The photos below show some cross cutting errors. In the three photos marked with the red “X” the operator is going to have a hard time controlling the board.

safe cross cutting on table saw

When cross cutting a long board, it is hard to keep the small section that is going through the blade under control. The long end isn’t supported so it is easy for the board to catch and swivel into the blade causing kickback. Even in the photo on the top right, using a push stick isn’t enough support for the small bit of wood being cut in the second photo (although it is the push stick that will get chewed up, not the operator’s fingers.

A much better option for cross cutting is to use a sled. I made my own out of plywood and it keeps my hands safely out of the way of the blade.

cross cut sled

If you don’t have a cross cut sled, you can use a miter gauge as in the correct photo above (with the green check mark). You’ll notice that the board being cut is not registered against the fence. It is pushed through the blade with the miter gauge alone, so the main part of the board is supported as it passes over the blade.
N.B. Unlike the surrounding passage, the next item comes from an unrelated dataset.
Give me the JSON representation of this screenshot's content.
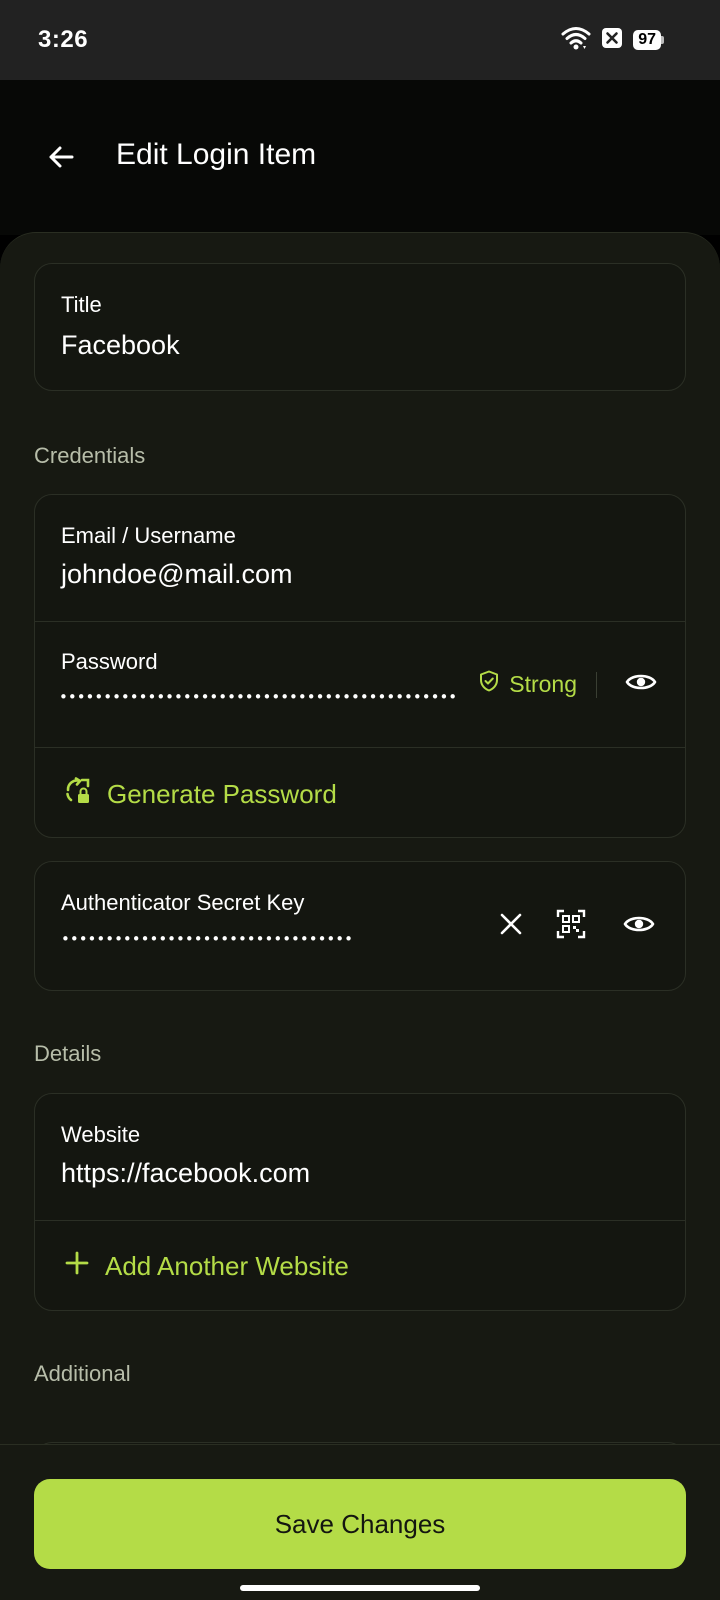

An even better option is to add a sacrificial fence to the miter gauge. The fence gives a larger area to support the work. It also means that any chip-out you might have will be on the back of your fence, not your work piece. I use a long enough board that I can move it over when the slot for the blades gets sloppy, that way I always get a clean cut on my work.

sacrificial fence to the miter gauge

A final advantage of both the sled and the miter gauge with a fence is that it gives support to the cut offs and pushes them out of the way of the blade.

Using one of these two methods of cross cutting will improve your accuracy and is also much safer than trying to control a long piece from a short side.